The Importance of Wolves in Native American Cultures
Wolves have held a special place in almost all Native American tribes. They were admired for their strength and powers of endurance, and taught the tribes many skills.
They taught the tribes about sharing, cooperating, looking after the young and having pride. They showed the native people how to move in the forests — carefully and quietly.
By living courageously and faithfully, we experience the wonder of being alive, where everything is possible …”The Wolves Followed A Path Of Harmony, And They Did Not Like Anything To Upset Their Way.” “Wolf Was Chosen By The Great One To Teach The Human People How To Live In Harmony In Their Families. Wolf Was To Teach A Truth, As Each Animal… Would Do Also For The Humans To Survive.
Did you know? The Navajo word for wolf, “mai-coh,” also means witch, and a person could transform if he or she donned a wolf skin. So the Europeans were not the only ones with werewolf legends. However, the American tribes have an overwhelming tendency to look upon the wolf in a much more favorable light. The Navajo themselves have healing ceremonies which call upon Powers to restore peace and harmony to the ill, and the wolf is one such Power.
“The caribou feeds the wolf, but it is the wolf who keeps the caribou strong.” -Keewatin saying
Native American tribes recognized the wolf for its extreme devotion to its family, and many drew parallels between wolf pack members and the members of the tribe. Also, the wolf’s superior and cooperative hunting skills made it the envy of many tribes. Finally, the wolf was known to defend its home against outsiders, a task with which each tribe had to contend as well.
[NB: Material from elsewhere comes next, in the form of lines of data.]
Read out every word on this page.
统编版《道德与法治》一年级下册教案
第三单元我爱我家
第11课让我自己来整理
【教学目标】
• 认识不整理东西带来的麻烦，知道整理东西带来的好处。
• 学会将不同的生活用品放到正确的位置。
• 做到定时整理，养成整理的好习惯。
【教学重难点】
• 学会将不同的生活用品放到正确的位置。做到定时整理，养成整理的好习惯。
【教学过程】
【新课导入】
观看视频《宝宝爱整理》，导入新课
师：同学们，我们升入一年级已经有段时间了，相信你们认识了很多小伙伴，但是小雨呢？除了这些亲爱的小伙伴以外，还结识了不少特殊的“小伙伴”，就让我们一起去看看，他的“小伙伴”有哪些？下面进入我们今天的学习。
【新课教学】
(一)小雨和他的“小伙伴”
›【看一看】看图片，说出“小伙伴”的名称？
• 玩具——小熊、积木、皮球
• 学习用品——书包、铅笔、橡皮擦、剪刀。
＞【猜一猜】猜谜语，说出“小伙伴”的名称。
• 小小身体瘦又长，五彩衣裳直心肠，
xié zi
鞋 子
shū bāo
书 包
Perhaps the tribe with the closest of all associations with the wolf is the Pawnee, in the lands now known as Nebraska and Kansas. The Pawnee felt such a close kinship that their hand-signal for wolf is the same as the hand-signal for Pawnee. They were known as the Wolf People even by neighboring tribes. The cyclical appearance and disappearance of Sirius, the Wolf Star, indicated the wolf coming and going from the spirit world, running down the trail of the Wolf Road, otherwise known as the Milky Way. The Blackfoot tribe also called our galaxy the Wolf Trail, or the Route to Heaven. The Pawnee, like the Hidatsa and Oto tribes, used wolf bundles, pouches of skins from wolves in which to keep and protect treasured implements used for ceremonies and magic.